Il est donc indispensable d'être décontracté mentalement pour l'être physiquement, puis ainsi gagner en souplesse.

 

Pour nous cavalier, il est compliqué (impossible) d'obtenir la décontraction mentale de son cheval sans passer par son corps !!

Il nous faut donc réussir à obtenir la décontraction physique de notre cheval, cela induira une invitation à ce qu'il se relâche mentalement, ce qui nous permettra d'obtenir plus encore, plus facilement et plus longtemps de décontraction physique...

 

Nous entrerons ainsi dans ce que j'appelle le cercle vertueux !!

 

Pour le cheval il est plus aisé de se relâcher dans une attitude plutôt ronde et basse.

Ainsi le cheval va décontracter sa mâchoire, sa nuque, et toute son encolure.

La décontraction de l'encolure va entraîner la décontraction du dos, et dès lors l'ensemble de la ligne du dessus décontractée va non seulement commencer à gagner en souplesse, mais aussi commencer à inviter le cheval à se décontracter mentalement.

 

C'est pourquoi les attitudes plutôt rondes et basses sont les attitudes de base de notre travail quotidien. Un bon moyen de savoir si nous sommes dans une attitude d'entraînement juste est de vérifier que l'encolure est ronde et la nuque plus basse que le garrot.
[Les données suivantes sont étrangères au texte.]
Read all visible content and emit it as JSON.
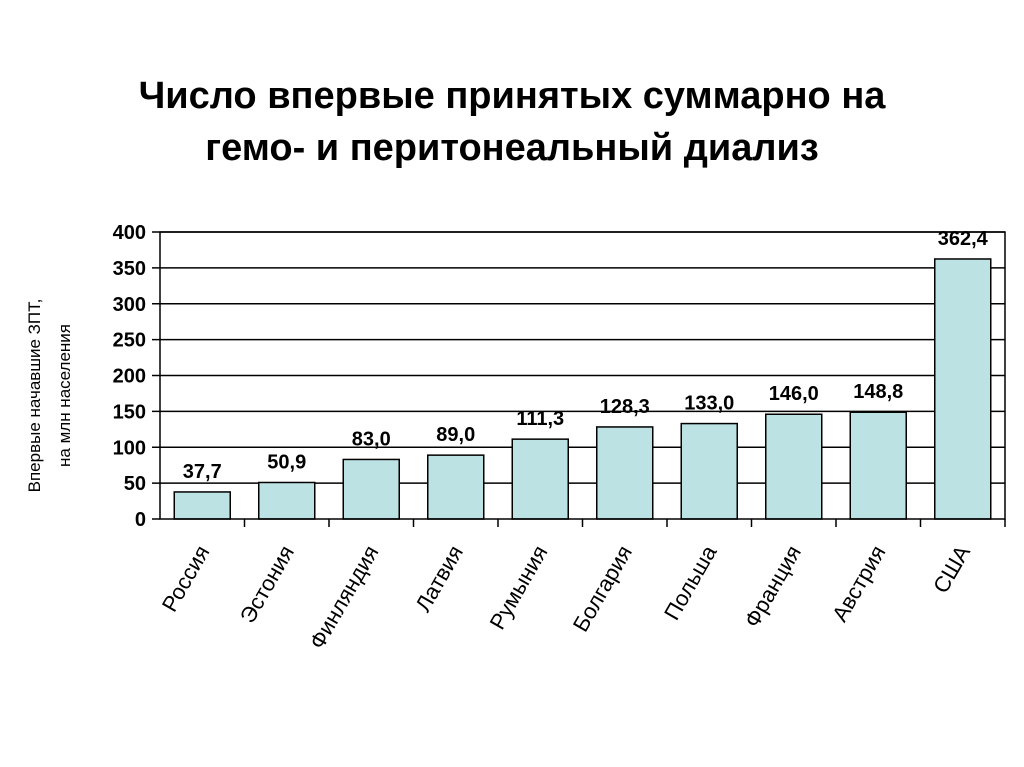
{
  "chart_data": {
    "type": "bar",
    "title": [
      "Число впервые принятых суммарно на",
      "гемо- и перитонеальный диализ"
    ],
    "ylabel": [
      "Впервые начавшие ЗПТ,",
      "на млн населения"
    ],
    "xlabel": "",
    "ylim": [
      0,
      400
    ],
    "yticks": [
      0,
      50,
      100,
      150,
      200,
      250,
      300,
      350,
      400
    ],
    "categories": [
      "Россия",
      "Эстония",
      "Финляндия",
      "Латвия",
      "Румыния",
      "Болгария",
      "Польша",
      "Франция",
      "Австрия",
      "США"
    ],
    "values": [
      37.7,
      50.9,
      83.0,
      89.0,
      111.3,
      128.3,
      133.0,
      146.0,
      148.8,
      362.4
    ],
    "data_labels": [
      "37,7",
      "50,9",
      "83,0",
      "89,0",
      "111,3",
      "128,3",
      "133,0",
      "146,0",
      "148,8",
      "362,4"
    ],
    "grid": true,
    "legend": "none",
    "colors": {
      "bar_fill": "#bde2e4",
      "bar_stroke": "#000000",
      "grid": "#000000"
    }
  }
}
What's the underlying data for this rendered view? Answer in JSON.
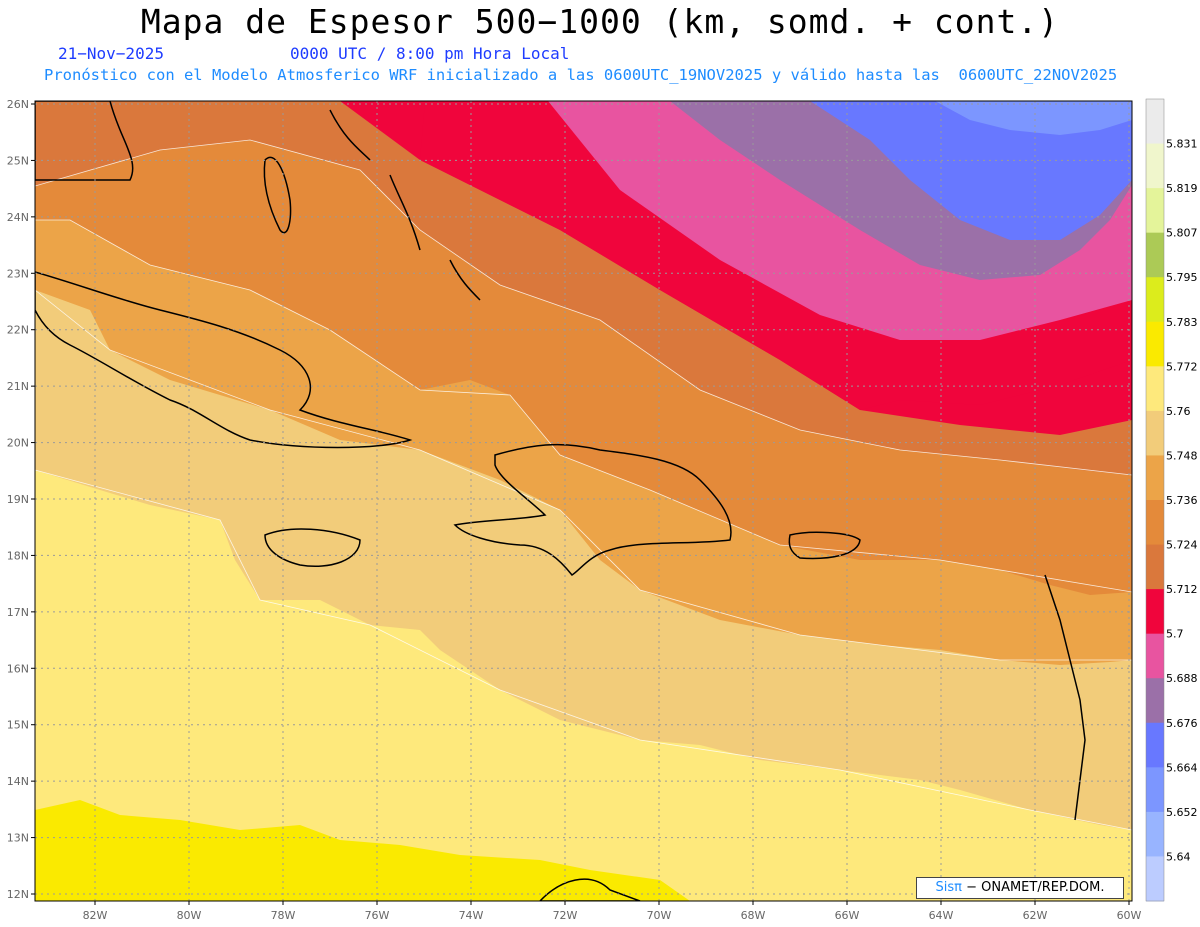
{
  "header": {
    "title": "Mapa de Espesor 500−1000 (km, somd. + cont.)",
    "date": "21−Nov−2025",
    "time": "0000 UTC / 8:00 pm Hora Local",
    "forecast": "Pronóstico con el Modelo Atmosferico WRF inicializado a las 0600UTC_19NOV2025 y válido hasta las  0600UTC_22NOV2025"
  },
  "map": {
    "lat_labels": [
      "26N",
      "25N",
      "24N",
      "23N",
      "22N",
      "21N",
      "20N",
      "19N",
      "18N",
      "17N",
      "16N",
      "15N",
      "14N",
      "13N",
      "12N"
    ],
    "lon_labels": [
      "82W",
      "80W",
      "78W",
      "76W",
      "74W",
      "72W",
      "70W",
      "68W",
      "66W",
      "64W",
      "62W",
      "60W"
    ],
    "colors": {
      "c5640": "#bcccff",
      "c5652": "#98b4ff",
      "c5664": "#7c96ff",
      "c5676": "#6878ff",
      "c5688": "#9b70a8",
      "c5700": "#e854a0",
      "c5712": "#f0053c",
      "c5724": "#da783c",
      "c5736": "#e48a3a",
      "c5748": "#eca448",
      "c5760": "#f2cc7a",
      "c5772": "#fee97c",
      "c5783": "#faea00",
      "c5795": "#dcec1c",
      "c5807": "#acca56",
      "c5819": "#e4f49a",
      "c5831": "#f0f6cc",
      "ctop": "#ebebeb"
    }
  },
  "colorbar": {
    "labels": [
      "5.831",
      "5.819",
      "5.807",
      "5.795",
      "5.783",
      "5.772",
      "5.76",
      "5.748",
      "5.736",
      "5.724",
      "5.712",
      "5.7",
      "5.688",
      "5.676",
      "5.664",
      "5.652",
      "5.64"
    ],
    "colors": [
      "#ebebeb",
      "#f0f6cc",
      "#e4f49a",
      "#acca56",
      "#dcec1c",
      "#faea00",
      "#fee97c",
      "#f2cc7a",
      "#eca448",
      "#e48a3a",
      "#da783c",
      "#f0053c",
      "#e854a0",
      "#9b70a8",
      "#6878ff",
      "#7c96ff",
      "#98b4ff",
      "#bcccff"
    ]
  },
  "credit": {
    "sis": "Sisπ",
    "rest": " − ONAMET/REP.DOM."
  }
}
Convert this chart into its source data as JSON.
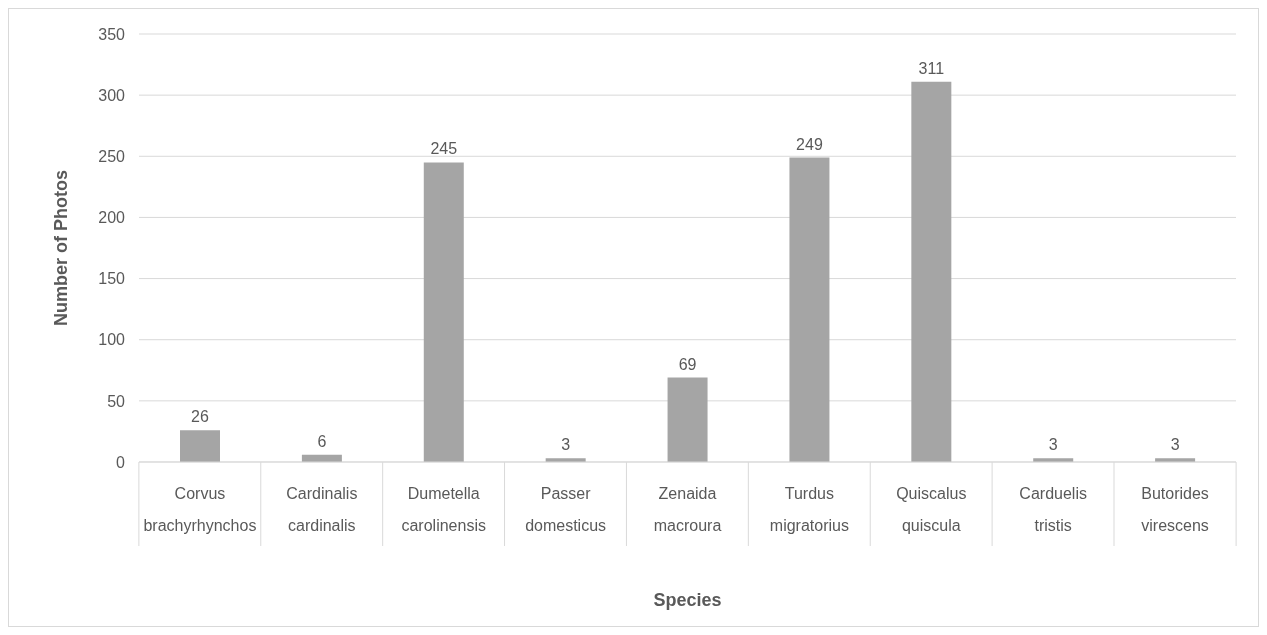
{
  "chart_data": {
    "type": "bar",
    "xlabel": "Species",
    "ylabel": "Number of Photos",
    "categories": [
      "Corvus brachyrhynchos",
      "Cardinalis cardinalis",
      "Dumetella carolinensis",
      "Passer domesticus",
      "Zenaida macroura",
      "Turdus migratorius",
      "Quiscalus quiscula",
      "Carduelis tristis",
      "Butorides virescens"
    ],
    "values": [
      26,
      6,
      245,
      3,
      69,
      249,
      311,
      3,
      3
    ],
    "color": "#a5a5a5",
    "ylim": [
      0,
      350
    ],
    "yticks": [
      0,
      50,
      100,
      150,
      200,
      250,
      300,
      350
    ],
    "grid": "y",
    "data_labels": true
  }
}
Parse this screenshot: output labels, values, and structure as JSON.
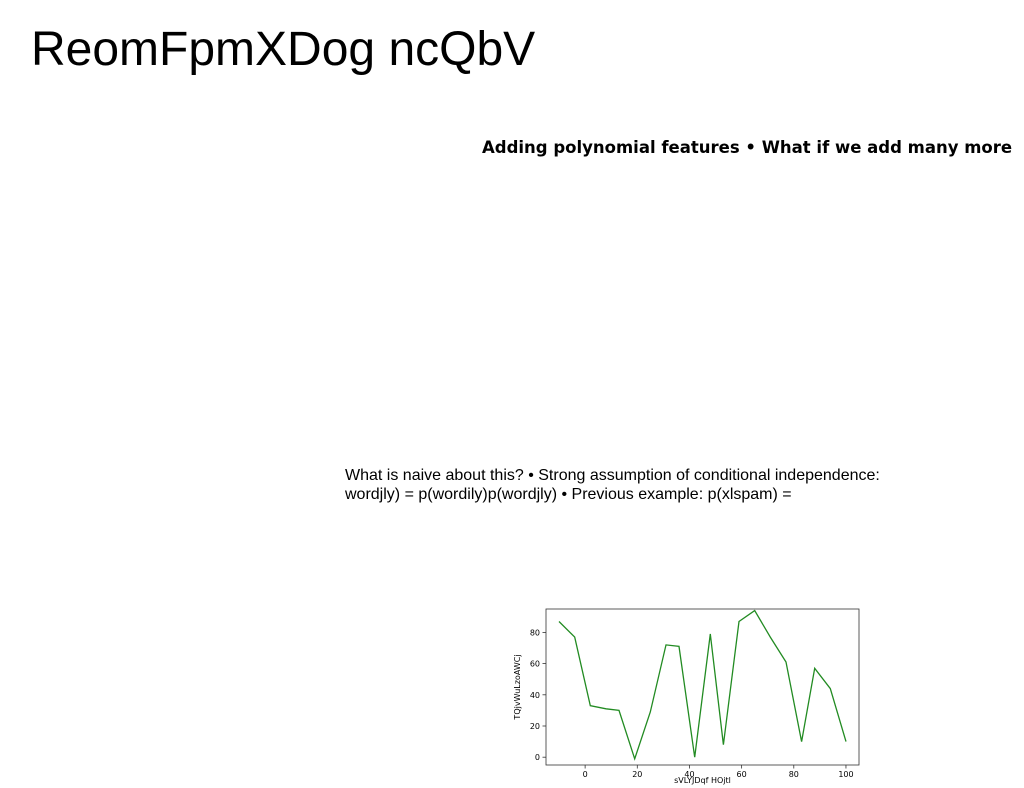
{
  "slide": {
    "title": "ReomFpmXDog ncQbV",
    "subtitle": "Adding polynomial features • What if we add many more",
    "body_lines": [
      "What is naive about this? • Strong assumption of conditional independence:",
      "wordjly) = p(wordily)p(wordjly) • Previous example: p(xlspam) ="
    ]
  },
  "chart_data": {
    "type": "line",
    "xlabel": "sVLYJDqf HOjtl",
    "ylabel": "TQjvWuLzoAWCj",
    "xlim": [
      -15,
      105
    ],
    "ylim": [
      -5,
      95
    ],
    "x_ticks": [
      0,
      20,
      40,
      60,
      80,
      100
    ],
    "y_ticks": [
      0,
      20,
      40,
      60,
      80
    ],
    "grid": false,
    "series": [
      {
        "color": "#228b22",
        "x": [
          -10,
          -4,
          2,
          8,
          13,
          19,
          25,
          31,
          36,
          42,
          48,
          53,
          59,
          65,
          71,
          77,
          83,
          88,
          94,
          100
        ],
        "y": [
          87,
          77,
          33,
          31,
          30,
          -1,
          29,
          72,
          71,
          0,
          79,
          8,
          87,
          94,
          77,
          61,
          10,
          57,
          44,
          10
        ]
      }
    ]
  }
}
Aucune incidence sur l'équilibre (bien au contraire, lisez mes articles là dessus) si cette attitude est obtenue sans tirer, sans tenir le cheval ainsi, mais plutôt avec un cheval qui « s'abandonne », qui lâche prise.

 

Une fois établie et obtenue facilement, les variations de ces attitudes grâce aux variations du cadre vous permettront d'avoir un cheval décontracté et souple dans n'importe quelle attitude.

 

 

COMMENT FAIRE ? RECHERCHER LA DECONTRACTION:

 

 

C'est exactement le point de départ de notre méthode :

 

Le cavalier demande de la décontraction (cession, encolure ronde...)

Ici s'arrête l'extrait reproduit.